How weird to come out of this ecstasy into the debased discourse that can produce something like David Orr's piece on poetic greatness in the most recent Sunday New York Times. Parts of it are valuable, like his indictment of "greatness" as a tone, "grand, sober, sweeping — unapologetically authoritative and often overtly rhetorical," a willed nationalistic somberness that reminds me of nothing so much as Yorick's suspicion of "gravity" ("a mysterious carriage of the body invented to cover the defects of the mind") in Tristram Shandy. But even as he attacks this notion of greatness he still longs for greatness as such, weirdly oblivious, among other things, to the masculinist presumptions behind such canon-making gestures (his discussion of Elizabeth Bishop is egregiously untheorized in this respect). It has something to do with his desire for more rigorous criticism: if we keep our eye on the greatness ball there will be less mediocrity, less log-rolling.

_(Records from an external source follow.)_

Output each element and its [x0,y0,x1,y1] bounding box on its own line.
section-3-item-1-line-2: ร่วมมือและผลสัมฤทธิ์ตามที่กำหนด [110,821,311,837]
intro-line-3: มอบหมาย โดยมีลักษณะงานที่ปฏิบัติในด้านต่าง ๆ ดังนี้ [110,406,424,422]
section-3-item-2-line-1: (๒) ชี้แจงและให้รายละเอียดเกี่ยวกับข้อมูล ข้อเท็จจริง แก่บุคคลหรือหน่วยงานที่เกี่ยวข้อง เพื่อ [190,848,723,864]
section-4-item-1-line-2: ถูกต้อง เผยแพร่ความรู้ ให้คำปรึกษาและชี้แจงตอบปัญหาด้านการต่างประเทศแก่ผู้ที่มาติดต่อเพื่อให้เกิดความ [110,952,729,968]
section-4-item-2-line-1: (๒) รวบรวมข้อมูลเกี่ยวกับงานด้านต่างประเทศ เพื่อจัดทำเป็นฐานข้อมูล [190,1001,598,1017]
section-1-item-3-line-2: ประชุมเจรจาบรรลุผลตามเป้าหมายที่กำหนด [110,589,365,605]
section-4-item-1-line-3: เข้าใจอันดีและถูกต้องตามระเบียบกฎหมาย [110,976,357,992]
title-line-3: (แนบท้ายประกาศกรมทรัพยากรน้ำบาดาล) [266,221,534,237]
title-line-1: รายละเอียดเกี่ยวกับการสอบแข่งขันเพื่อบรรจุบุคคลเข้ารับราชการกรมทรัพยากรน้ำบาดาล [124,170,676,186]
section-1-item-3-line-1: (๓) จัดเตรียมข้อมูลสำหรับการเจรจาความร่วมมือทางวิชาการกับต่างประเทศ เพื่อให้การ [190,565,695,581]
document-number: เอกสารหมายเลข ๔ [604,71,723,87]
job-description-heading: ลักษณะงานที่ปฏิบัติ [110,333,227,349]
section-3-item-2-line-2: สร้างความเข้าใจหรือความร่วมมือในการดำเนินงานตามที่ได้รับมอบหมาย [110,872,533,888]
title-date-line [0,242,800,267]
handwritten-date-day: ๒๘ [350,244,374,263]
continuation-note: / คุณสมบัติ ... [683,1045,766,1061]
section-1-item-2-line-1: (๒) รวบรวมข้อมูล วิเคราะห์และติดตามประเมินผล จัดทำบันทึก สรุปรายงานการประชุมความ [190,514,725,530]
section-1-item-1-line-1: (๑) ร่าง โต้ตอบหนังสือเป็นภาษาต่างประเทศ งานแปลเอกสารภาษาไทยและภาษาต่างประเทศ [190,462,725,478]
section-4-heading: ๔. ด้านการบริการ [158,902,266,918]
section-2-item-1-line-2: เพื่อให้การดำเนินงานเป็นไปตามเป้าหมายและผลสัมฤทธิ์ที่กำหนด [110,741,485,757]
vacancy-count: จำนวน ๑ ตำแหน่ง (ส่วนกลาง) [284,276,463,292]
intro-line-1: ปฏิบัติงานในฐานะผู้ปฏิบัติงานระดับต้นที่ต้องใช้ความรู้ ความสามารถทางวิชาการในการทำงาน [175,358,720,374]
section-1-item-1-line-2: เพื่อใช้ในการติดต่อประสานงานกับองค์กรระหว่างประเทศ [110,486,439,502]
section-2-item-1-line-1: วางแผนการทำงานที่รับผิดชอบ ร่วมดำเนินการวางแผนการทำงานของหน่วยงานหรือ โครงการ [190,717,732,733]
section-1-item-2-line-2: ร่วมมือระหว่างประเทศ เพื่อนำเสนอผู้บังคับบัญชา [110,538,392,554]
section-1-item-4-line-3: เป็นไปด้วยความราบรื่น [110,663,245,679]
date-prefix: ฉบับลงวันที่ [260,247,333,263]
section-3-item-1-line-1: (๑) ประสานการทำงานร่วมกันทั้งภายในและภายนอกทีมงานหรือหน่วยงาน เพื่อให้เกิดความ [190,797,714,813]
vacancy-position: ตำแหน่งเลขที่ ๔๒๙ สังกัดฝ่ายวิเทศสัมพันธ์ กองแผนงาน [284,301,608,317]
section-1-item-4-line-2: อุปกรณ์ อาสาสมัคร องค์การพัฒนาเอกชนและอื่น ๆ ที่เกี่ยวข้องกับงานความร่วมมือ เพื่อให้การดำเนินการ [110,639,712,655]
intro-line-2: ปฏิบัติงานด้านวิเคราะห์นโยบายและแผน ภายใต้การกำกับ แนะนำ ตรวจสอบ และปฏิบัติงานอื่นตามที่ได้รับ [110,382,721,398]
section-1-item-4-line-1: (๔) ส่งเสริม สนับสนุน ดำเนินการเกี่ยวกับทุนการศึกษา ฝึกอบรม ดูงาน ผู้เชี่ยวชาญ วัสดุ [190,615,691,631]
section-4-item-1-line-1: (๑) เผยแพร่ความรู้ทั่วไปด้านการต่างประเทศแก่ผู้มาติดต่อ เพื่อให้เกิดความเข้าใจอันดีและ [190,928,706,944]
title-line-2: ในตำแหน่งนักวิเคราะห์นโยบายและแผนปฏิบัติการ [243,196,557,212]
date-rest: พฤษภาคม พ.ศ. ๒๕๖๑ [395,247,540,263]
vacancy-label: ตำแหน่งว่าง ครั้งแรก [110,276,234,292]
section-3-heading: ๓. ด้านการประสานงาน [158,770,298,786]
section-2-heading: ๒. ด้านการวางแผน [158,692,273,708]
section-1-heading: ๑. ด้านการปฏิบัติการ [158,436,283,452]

But I'm not sure we can so easily separate "greatness" as a category from the pompous discourse that Orr tries to criticize but ends up entirely wrapped in, like a second-rate Superman's cape.

I recognize a little of myself in Orr's point about our veneration of non-American writers, whose greater political risks confer automatic laurels—isn't part of my fascination with Robert Bolaño based on his apparent greatness, even though the whole drive of his work deliberately dead-ends in the lethal cul-de-sac of literary greatness? But that's another post. Mostly I find Orr's focus on poets as vessels of "greatness" bizarre and unuseful. The music of Juana Molina remind me that what matters to me in art is an individual's multi-voicedness: heteroglossia without all the plot and other encumbrances of the novel being dragged along behind it. And this gets to another thing I love about Molina: she's a comedian, and there's humor, wit, and goofiness behind and beside the sublimity, which I probably would not have apprehended without seeing her live. She doesn't melodramatize herself and her music, but the music isn't "small"—it contains multitudes. That's what I'd like my poetry to be like: something supple and with real reach, and power without taking itself too seriously—without playing the game of self-canonization.